Test your ideas. Know that not everything you try will be 100 percent successful. You are going to hit roadblocks, and that’s okay. Just fail quickly, and regroup. What did you learn? Often, that failure will be a key step in making something better. Take the time to investigate. Bring in some big guns from your supply chain if necessary.
Taking the Time
One barrier to success you will have is creating time for your team to work on the project. The stance you have to take is that this process has to happen, so everyone must block off the appropriate amount of time on their daily schedules. Discuss this with the team and find out if they can spend 30 minutes per day or longer. It may mean that someone needs to fill in for each team member for a bit while they are working on the sprint project. Make sure you don’t hamstring your effort by not allowing the designated team members enough time to complete the project in the two-week window.
Pay attention to how the team begins. If you feel that a team starts off at a leisurely pace and then tries to cram everything in when the deadline approaches, then next time shorten the cycle from two weeks to one. I know it seems counterintuitive, but additional pressure on the deadline will prevent people from procrastinating until the last minute.
Know that things might also take longer than you expected if the project turns out to be bigger than what you planned for initially. That’s okay, too. Maybe you have an extremely daunting task, such as redoing the layout of the shop floor and repositioning older machines so that new equipment can be installed. If your project won’t easily fit into the two-week cycle due to the amount of work involved, then don’t be afraid to “chunkify” and break it up into smaller sprints. One huge sprint can become three smaller ones.
Keep the process moving and don’t lengthen your sprints. Just keep splitting them into two or more subcomponents. Solve the thing that will enable the next steps to succeed, and then address them. If you find that the reason you’re completing too few orders in a day is that your changeovers are too long, and part of the reason for that is that screens aren’t ready when jobs go to press, then solve that problem before you look into what’s happening on the press.
The Importance of Scrums
The scrums should be brief meetings after the project is over, and they can be great learning experiences for your staff. Bring in everyone from the leadership group, not just the people from that specific team. Have everyone chime in and discuss what went right and where the team took missteps.
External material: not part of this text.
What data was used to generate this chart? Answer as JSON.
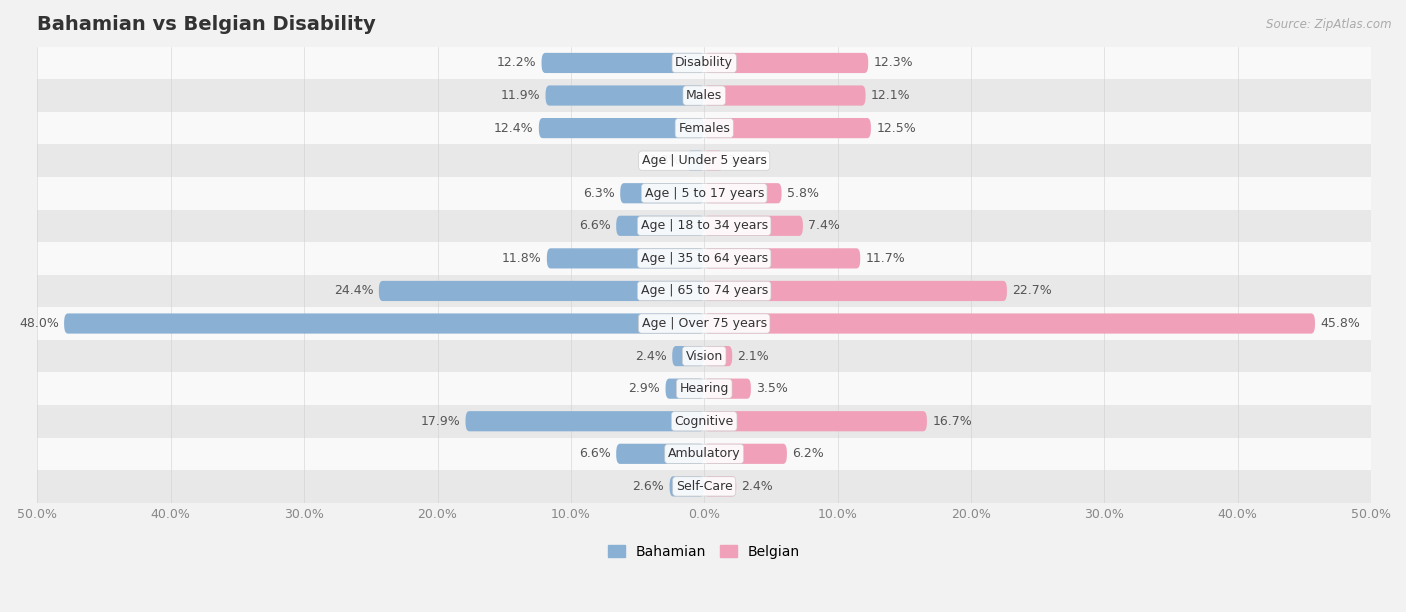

You want to ferret out the challenges that must be avoided in the next sprint. Understanding how to complete tasks, identify the resources that are available, and work the effort into your already busy schedule will only happen once you actually do it. You can talk about it all day, but until you get your hands dirty, you just won’t know. Solve what you can and move on.
I’m going to throw out a challenge to you and your shop: Get started – today. Just do it. Follow the IDS approach, and adjust and tweak the process as you go. Right now, certain problems in your shop are probably hitting you in the face like a skillet. It hurts, especially when there is a better way out there. It takes work and pain to discover the solution and then implement it.
Think about how much better your shop will be a year or so from now. Sometimes, that’s all the motivation you need.